Ainsi le conflit familial constitue bien le socle du théâtre des origines, mais il y échappe souvent dans son histoire.


- Importance des enjeux du théâtre politique. Les grandes pièces de Corneille mettent en scène les appas du pouvoir (Suréna, Cinna et la question de l’exercice même de ce pouvoir), tout comme chez Shakespeare (Richard III, Hamlet, Antoine et Cléopâtre)
- La tragédie racinienne laisse bien souvent de côté la seule question du conflit familial pour présenter des héros dévorés par des passions qui les dépassent : Phèdre, Bérénice, Andromaque, autant de destins de femmes qui se débattent dans des conflits intérieurs à la mesure de leurs désirs ou de leur renoncement ou de leur fidélité érigée en devoir absolu. A l’opposé, dans les comédies de Marivaux, les jeux du travestissement, la mise à l’épreuve des sentiments, les inversions des classes sociales (maître/valet) dans ce seul but inscrivent le conflit dans une comédie de dupes. La mise en scène des stratégies amoureuses finit par mettre à jour les intentions profondes, donc l’échec, comme dans La Fausse suivante.
- L’épopée brechtienne vient aussi contredire ce présupposé avec Maître Puntila et son valet Matti, Grandeurs et misères du IIIème Reich, par exemple. Le conflit se développe dans le rapport du peuple au pouvoir qui veut soumettre celui-ci à ses exigences ; l’importance des réponses collectives façonne la dramaturgie même, comme dans Mère courage.
- Les conflits du monde, la transformation des sociétés, les tyrannies, les peuples déplacés, l’histoire des colonisations, les destins politiques individuels, les grandes figures héroïques ont nourri et nourrissent encore le théâtre.
- Le théâtre de Beckett ou celui de Ionesco dans sa forme la plus extrême oppose aussi un démenti au pur conflit d’ordre familial. Le langage y devient l’actant principal, et la notion de conflit disparaît au profit d’une humanité dépossédée de ses codes linguistiques habituels (Le monologue de Lucky dans En attendant Godot en est un exemple significatif, tout comme la longue tirade du pompier dans La Cantatrice chauve ; filiation oblige, les Tardieu, Dubillard, Novarina, Durif aujourd’hui explorent ces territoires nouveaux du dialogue avec un égal bonheur permettant en outre de renouveler un genre qui finit par s’user dans la répétition de ses ressorts traditionnels. Le « mécanisme du langage » a remplacé la machine théâtrale tout court. « La machine à dire », selon la formule de Novarina se retrouve dans Juste la fin du monde. Ainsi les personnages de Lagarce bousculent le rituel familial dans cette tentative éperdue de « dire, raconter ».

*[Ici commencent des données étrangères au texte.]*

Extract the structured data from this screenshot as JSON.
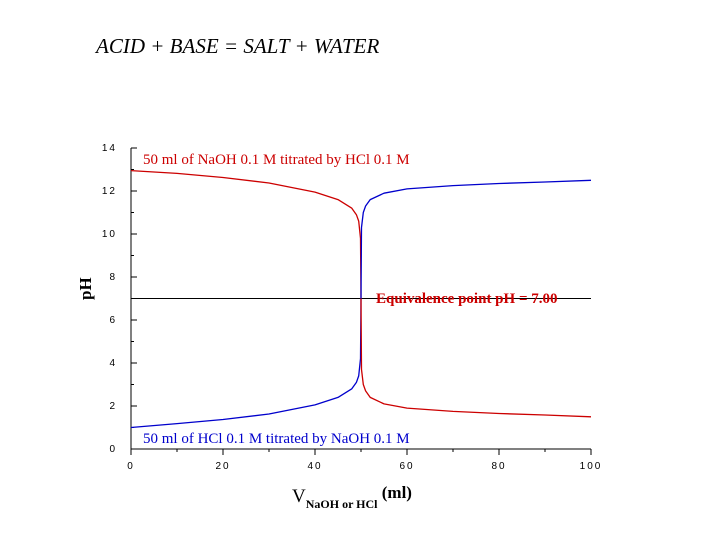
{
  "slide_title": "ACID + BASE = SALT + WATER",
  "chart_data": {
    "type": "line",
    "title": "",
    "xlabel": {
      "main": "V",
      "subscript": "NaOH or HCl",
      "unit": "(ml)"
    },
    "ylabel": "pH",
    "xlim": [
      0,
      100
    ],
    "ylim": [
      0,
      14
    ],
    "x_ticks": [
      "0",
      "20",
      "40",
      "60",
      "80",
      "100"
    ],
    "y_ticks": [
      "0",
      "2",
      "4",
      "6",
      "8",
      "10",
      "12",
      "14"
    ],
    "annotations": {
      "top": "50 ml of NaOH 0.1 M titrated by HCl 0.1 M",
      "bottom": "50 ml of HCl 0.1 M titrated by NaOH 0.1 M",
      "equivalence": "Equivalence point pH = 7.00"
    },
    "reference_line": {
      "y": 7.0
    },
    "series": [
      {
        "color": "#cc0000",
        "x": [
          0,
          10,
          20,
          30,
          40,
          45,
          48,
          49,
          49.5,
          49.9,
          50
        ],
        "y": [
          12.95,
          12.82,
          12.63,
          12.37,
          11.95,
          11.6,
          11.2,
          10.9,
          10.6,
          9.8,
          7.0
        ]
      },
      {
        "color": "#0000cc",
        "x": [
          50,
          50.1,
          50.5,
          51,
          52,
          55,
          60,
          70,
          80,
          90,
          100
        ],
        "y": [
          7.0,
          10.3,
          11.0,
          11.3,
          11.6,
          11.9,
          12.1,
          12.25,
          12.35,
          12.42,
          12.5
        ]
      },
      {
        "color": "#0000cc",
        "x": [
          0,
          10,
          20,
          30,
          40,
          45,
          48,
          49,
          49.5,
          49.9,
          50
        ],
        "y": [
          1.0,
          1.18,
          1.37,
          1.63,
          2.05,
          2.4,
          2.8,
          3.1,
          3.4,
          4.2,
          7.0
        ]
      },
      {
        "color": "#cc0000",
        "x": [
          50,
          50.1,
          50.5,
          51,
          52,
          55,
          60,
          70,
          80,
          90,
          100
        ],
        "y": [
          7.0,
          3.7,
          3.0,
          2.7,
          2.4,
          2.1,
          1.9,
          1.75,
          1.65,
          1.58,
          1.5
        ]
      }
    ]
  },
  "colors": {
    "red": "#cc0000",
    "blue": "#0000cc",
    "axis": "#000000"
  }
}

- La conclusion s’impose : ce n’est pas le conflit, fût-il uniquement familial, qui fonde la dramaturgie dans son ensemble, mais la manière dont le théâtre peut se servir éventuellement de la sphère privée pour jauger le monde, pour réinventer des personnages, reconstruire des identités. Mais à l’heure de l’éclatement de la notion même de famille, en tout cas en occident, la question de la survie de ce théâtre peut dès lors se poser. En ce cas, la pièce de Lagarce inaugure une synthèse inattendue et prometteuse par l’émergence de ce que J.-P Ryngaert appelle le « logodrame », « le drame du personnage et celui du langage », expérimenté par N. Sarraute.


III – L’invention


- Valoriser pour ce sujet le relevé et l’exploitation des frustrations et reproches de Suzanne (le départ inexpliqué de Louis, l’attente, son retour, son don d’écrivain, son affection pour les siens)
- Ne pas attendre des élèves qu’ils écrivent comme parlent les personnages de la pièce, ce qui serait un contresens !
- Valoriser une lettre au langage soutenu, très travaillé, littéraire, ce qui correspond à l’idée que Suzanne se fait du talent épistolaire de son frère
- Toute lettre qui donnera des explications au départ de Louis, qui pourrait faire allusion à son lourd secret, au choix de la destinataire (Suzanne) devenue pour le coup une sorte de confidente doit être valorisée.